Aasgaard’s first-half strike was the difference as the Royals’ unbeaten run came to an end in the North West.

This was my fourth visit to Wigan Athletic, and in my experience games here tend to largely follow the same theme: Reading not being all that convincing going forwards. The Royals drew 0-0 here under Paul Clement, were extremely naff in a game under Mark Bowen before George Puscas’ late hat-trick turned the match on its head, and last season just got over the line thanks to a Tom Ince free-kick.

In short: we don’t play that well overall here. We always need someone to step up and be a hero, someone to summon up a magic moment to win the game or at least secure a draw.

The current edition of Reading isn’t a team that usually struggles in that regard. In Lewis Wing and Femi Azeez in particular, but also Sam Smith and Harvey Knibbs to a lesser extent, Reading have attacking players who can come up with a goal or bit of creativity in an instant. Think of Reading’s last league game when an Azeez rocket earned a 3-2 win over Exeter City, or of the match before that, when a brace of assists from Wing sealed a comeback 2-2 draw at Cheltenham Town.

It was ironic then that, in a fixture previously defined by someone decisively grabbing the headlines, this time no one could.
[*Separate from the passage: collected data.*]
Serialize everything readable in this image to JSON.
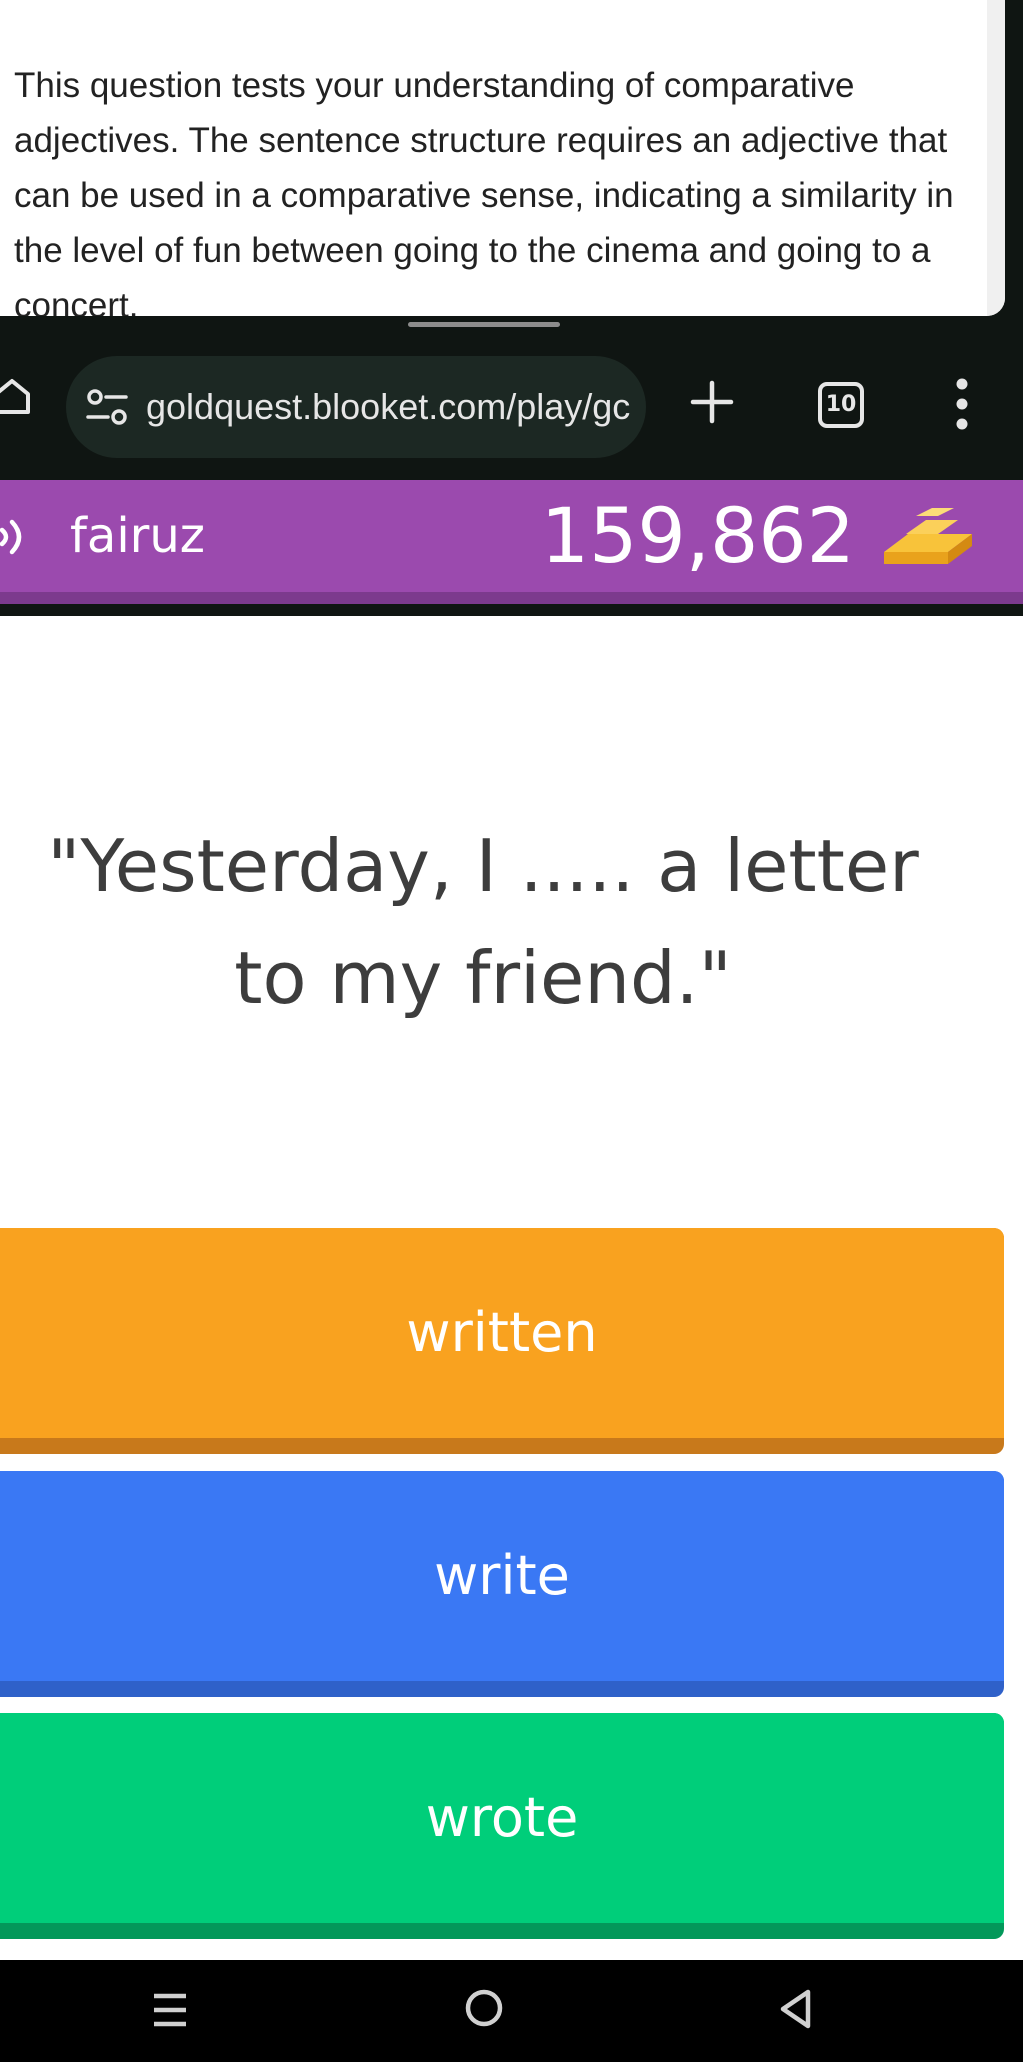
{
  "explanation": {
    "text": "This question tests your understanding of comparative adjectives. The sentence structure requires an adjective that can be used in a comparative sense, indicating a similarity in the level of fun between going to the cinema and going to a concert."
  },
  "browser": {
    "url": "goldquest.blooket.com/play/gc",
    "tab_count": "10",
    "icons": {
      "home": "home-icon",
      "site_settings": "tune-icon",
      "new_tab": "plus-icon",
      "tabs": "tab-switcher-icon",
      "menu": "more-vert-icon"
    }
  },
  "game_bar": {
    "player_name": "fairuz",
    "gold": "159,862",
    "colors": {
      "bar": "#9b4aae",
      "bar_shadow": "#7c3a8d"
    }
  },
  "question": {
    "text": "\"Yesterday, I ..... a letter to my friend.\""
  },
  "answers": [
    {
      "label": "written",
      "color": "#f9a21f"
    },
    {
      "label": "write",
      "color": "#3a78f4"
    },
    {
      "label": "wrote",
      "color": "#00ce7a"
    }
  ],
  "system_nav": {
    "icons": [
      "recents-icon",
      "home-circle-icon",
      "back-icon"
    ]
  }
}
True to form, Reading fluffed their lines collectively, desperately struggling to break down a stubborn home side, but on this occasion there was no saviour to step into the limelight.

Wigan on the other hand found their own golden moment to secure the points. Just over half an hour into the game, Thelo Aasgaard cut inside from the left and fired a beautiful strike past David Button for 1-0: just the kind of sudden inspiration from pretty much nowhere that Reading so badly needed themselves.

It was a touch harsh from Reading’s point of view for the game to be decided on that one moment: the Royals were generally OK (except in the final third) and a point would have been a fairer reflection of how the game played out overall. Wigan themselves didn’t threaten all that much. But you can’t have any complaints when attacking quality is so badly lacking and, of course, when Reading have won games in this exact fashion themselves.

So, beyond Reading failing to summon up any individual moments of class, what went wrong exactly?

Well, fatigue certainly wasn’t an issue. The Royals have had almost three weeks since their last full league game - the New Year’s Day win over Exeter. Indeed, Reading used those energy reserves to create some of their better attacking moments today, pressing aggressively and high up the field to disrupt the hosts effectively on a number of occasions.

Nelson Abbey’s absence wasn’t the problem either. The young centre-back wasn’t included in the matchday squad ahead of an expected permanent move to Olympiakos, and although the Royals suffered in deeper build-up from the lack of a left-footed, positive, progressive passer and dribbler on that side of the back line, that doesn’t account for a lack of cutting edge higher up.

It did however seem that Reading were generally severely short of mental sharpness and focus, and I’d put that down to two things as possible explanations.

Firstly, while not playing a league game for a few weeks is great for energy levels, it’s awful for momentum. Intensity naturally drops when you’re not playing week in, week out, and it’s difficult to immediately pick that straight back up. Maybe not for better teams who’ve been playing their style for a long time, with at least a full season of development under their belt so that everything becomes second nature, but that’s not Reading.

Secondly, of course the off-field matters had an impact on this side. How could they not? Seeing constant speculation about the future of the club, watching teammates sign for other sides and not knowing if you’ll be staying at Reading (and probably also becoming less keen on doing so) is bound to be a distraction for any player.

As fans we’ve been through the wringer recently. The chaos at this club has taken its toll on us and it’s surely done the same to the players too. They’re human.

So partially because of that and partially because of the fact that other matters at this club are infinitely more important than one league result, I can’t feel all that emotional about a 1-0 defeat at Wigan. A win would have been great, yes, and this game certainly goes down as a missed opportunity, but it’s not the end of the world.